We hear all the time how email marketers are constantly looking for ways to increase the reach to their target audiences. Email is usually the first method of choice. However, email is great for simple, one-on-one communication, but it is inherently limited by the inbox, open rates, and frequency. As an example, with prospecting emails an 8% open rate is a strong result, and the clicks generated from those opens have tremendous value. But, this still reaches only 8% of your target audience. Why leave the other 92% out? With a multi-channel promotion approach, your reach can be significantly increased by complimenting the inbox and serving more passive promotions on social media and/or across the web.
Adding display advertising to your marketing toolkit
When an ad campaign is run alongside an email campaign, it allows you to reach a much larger portion of your target audience than you would reach with email alone. Oftentimes, the passive marketing of display advertising can drive audience members to a website that would normally never be reached by stand-alone email. This tactic may be the perfect fit for audience members who never open unsolicited email, but who may be more likely to click through a Facebook ad or promotion on another social channel or website. Here at MDR we try to maintain an average frequency of five impressions across our customers’ digital advertising campaigns. This means for every 100,000 ad impressions served, we will reach 20,000 audience members on average, each viewing the ad 5 times.
When do educators engage with email vs display ads?
The below graph shows the correlation between when educators open email and then view and/or engage with related display advertising. You’ll see that while the emails are typically opened in the morning, but in the evening is when the most engagement happens.
We have been able to aggregate response times of the channels we serve advertising to and send emails from. The trends we have found inform the foundation of our multi-channel efforts. We see the majority of email activity occurring between 9 a.m. and 12 p.m. Inversely, we see the majority of ad engagement across social and display advertising between 7 p.m. and 12 a.m. There are two peaks of engagement occurring at opposite ends of the daily 24-hour user cycle.

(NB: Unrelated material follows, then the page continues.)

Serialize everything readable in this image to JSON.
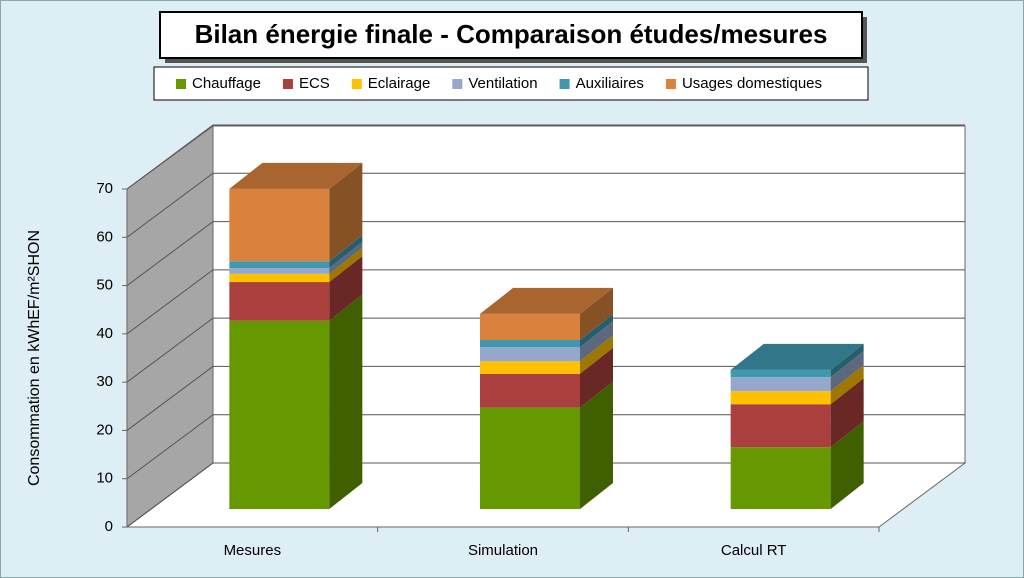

Educators are engaging with email during the work day, primarily in the morning. They are engaging with advertising at night, mostly at home on their mobile devices. By embracing the multi-channel approach, we are leveraging this usage cycle. Spending the night(s) before your email messaging serving consistent brand messaging through display ads to the same audience that will be receiving your emails in their inbox allows you to bubble wrap your messaging and improves your chances for success.
Picture this scenario: an educator from your target audience sitting on their couch at night, browsing social media or reading their favorite news website while being served our ads. The next morning, that same educator receives an email with similar messaging, imagery, and branding as the ads they were exposed to the night before. You have now laid a soft landing for your email campaign by building familiarity and consistency with the audience preceding the email deployment.
When we consider the increased reach of multi-channel marketing coupled with the engagement cycle of email as compared to digital advertising we can start to build a strong foundation to our marketing campaign. A foundation of consistency throughout your messaging, audience, and brand. This foundation is laid by nightly ad engagement as your audience uses their favorite device, and then reaches a crescendo when your message is delivered to their inbox the next day.